Back to the Rhino, the Black Rhino are smaller than White Rhino and usually a lot more ornery! Luckily we found a mother and calf that were shockingly chill and they let us observe them for quite awhile.  I didn’t get any good pics because they were too far away for my phone but Matt will have some later.

After that we were alerted to Wild Dogs, it was a miracle!!!! The alpha female had just given birth so the area around their den was off limits for a couple weeks.  Thankfully the rest of the pack of four was still hunting outside the excluded area.  After some serious bush driving, dodging thorn bushes and giant holes in waist high grass, we caught up with them.  They had given up on the hunt for the day and were laying down in the shade.  Their coloration is really crazy making them camouflage really well!  We were just a 10 yards away and they would sometimes disappear.   After watching and slowly following them for a bit it was off to morning coffee.  Once there we got a bit of a show as two make Oryx got in a bit of a tussle, locking horns over and over again.  Then to our next sighting, a fresh giraffe carcass.

Because our stay hadn’t been special enough, haha, we went horseback riding in the late afternoon, basking in the golden rays and having fun.   Our horses, brothers Lex and Lancelot, liked to compete for whom was in back.  Matt’s skills came back to him right away and he did great.  Trotting and controlling the horse with ease.  My non-existent skills did not come back, I had fun but was slightly wary the whole time. All this even though I was on a horse nicknamed “the couch.”. We finished our ride on the top of a red sand dune where we had dinner with our tracker and guide as the sun set. 

At some point during the night or early morning, a young giraffe died.  It might have been during play fighting or some other accident, but no animal in Tswalu could have killed it.  Either way, it made an enormous feast to whomever found it first, add the lucky ones were a pair of cheetah brothers.  By the time we got there they had gorged themselves and were relaxing in the shade of a bush next to the giraffe.  They looked positively round, clearly happy and contented.  Because of their demeanor, our Guide took us out of the safari vehicle and we approached them on foot.  Don’t worry, he had a very large gun and we didn’t get that close.  So we looped downwind and got low on the ground getting a great vantage point of the beautiful animals.  It was about 20 yards to the cats and we spent a few minutes there watching and marveling at them.

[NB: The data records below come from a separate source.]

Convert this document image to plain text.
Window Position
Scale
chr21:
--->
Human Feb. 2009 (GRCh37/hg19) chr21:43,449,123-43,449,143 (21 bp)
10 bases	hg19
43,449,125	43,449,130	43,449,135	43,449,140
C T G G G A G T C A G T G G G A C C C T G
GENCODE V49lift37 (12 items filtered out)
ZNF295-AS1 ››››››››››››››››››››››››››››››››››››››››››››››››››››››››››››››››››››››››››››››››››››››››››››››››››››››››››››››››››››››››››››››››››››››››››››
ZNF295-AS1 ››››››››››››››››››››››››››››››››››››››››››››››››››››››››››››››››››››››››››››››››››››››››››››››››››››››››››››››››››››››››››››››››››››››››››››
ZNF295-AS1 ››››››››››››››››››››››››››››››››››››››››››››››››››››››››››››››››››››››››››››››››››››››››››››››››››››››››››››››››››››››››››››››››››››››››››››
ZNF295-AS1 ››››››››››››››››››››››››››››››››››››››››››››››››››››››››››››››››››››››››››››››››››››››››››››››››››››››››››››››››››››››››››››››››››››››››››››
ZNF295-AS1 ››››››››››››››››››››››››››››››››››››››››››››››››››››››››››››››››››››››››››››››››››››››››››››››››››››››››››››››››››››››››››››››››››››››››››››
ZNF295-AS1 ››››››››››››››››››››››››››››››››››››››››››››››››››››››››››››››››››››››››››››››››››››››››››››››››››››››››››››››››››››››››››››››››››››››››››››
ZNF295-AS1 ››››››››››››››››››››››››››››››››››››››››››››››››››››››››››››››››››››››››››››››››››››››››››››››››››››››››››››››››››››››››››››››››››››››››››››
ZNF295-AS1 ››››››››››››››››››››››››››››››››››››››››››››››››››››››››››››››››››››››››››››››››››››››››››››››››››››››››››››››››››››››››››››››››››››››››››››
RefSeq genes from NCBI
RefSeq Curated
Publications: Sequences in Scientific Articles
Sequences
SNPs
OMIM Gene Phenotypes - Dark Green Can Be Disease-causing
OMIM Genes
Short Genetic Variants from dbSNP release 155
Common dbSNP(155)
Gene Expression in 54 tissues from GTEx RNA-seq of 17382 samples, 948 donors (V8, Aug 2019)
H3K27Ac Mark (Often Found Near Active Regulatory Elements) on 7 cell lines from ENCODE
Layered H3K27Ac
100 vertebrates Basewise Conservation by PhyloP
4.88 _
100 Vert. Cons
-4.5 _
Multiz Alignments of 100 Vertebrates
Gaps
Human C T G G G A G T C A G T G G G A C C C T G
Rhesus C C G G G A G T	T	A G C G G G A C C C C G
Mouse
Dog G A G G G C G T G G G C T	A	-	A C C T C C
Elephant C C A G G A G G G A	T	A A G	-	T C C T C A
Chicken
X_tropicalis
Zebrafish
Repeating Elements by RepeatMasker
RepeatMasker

Then a long journey to object of the night, a pangolin.  We sped across the reserve, Matt and I in a ridiculous amount of fleece, scarves and blankets, hoping to see our rare and elusive prey.  Along the way, the milky way came out, as crisp and defined as I’ve ever seen.  I usually can’t see it in places where others can but here it was stunning in all it’s glory.  Along the way we came across bat-eared foxes, cute nocturnal black foxes with the most enormous ears. A Springhare which is a rabbit sized rodent that hops around like a kangaroo, and a few jackals.  Finally we get to the area with the Pangolin den and we set off hiking to see if we can find its owner.  After a ridiculously short time, the tracker found the female pangolin, making her way on her hunt for ants.  She was a lot bigger than expected, probably around 50lbs and looked like an armored anteater.  She made clicking and snickering noises, sounding like the baby dinosaurs from Jurassic Park.  She moved quickly, walking hunched over like on all fours but on two legs.  She was a magnificent creature, like some alien from another world. Sadly they are going extinct very quickly, they are the most trafficked animal in the world.

On our way back we caught glimpses of other animals, a giant owl, more foxes, jackals, and Springhare. Then we got caught in a traffic jam, a giant porcupine refused to get out of the road and led us for quite awhile. He clicked like crazy as he ran, all his quills clattering together, and refused to leave the road! Finally, thankfully, the road split and we were able to leave a very irate porcupine behind.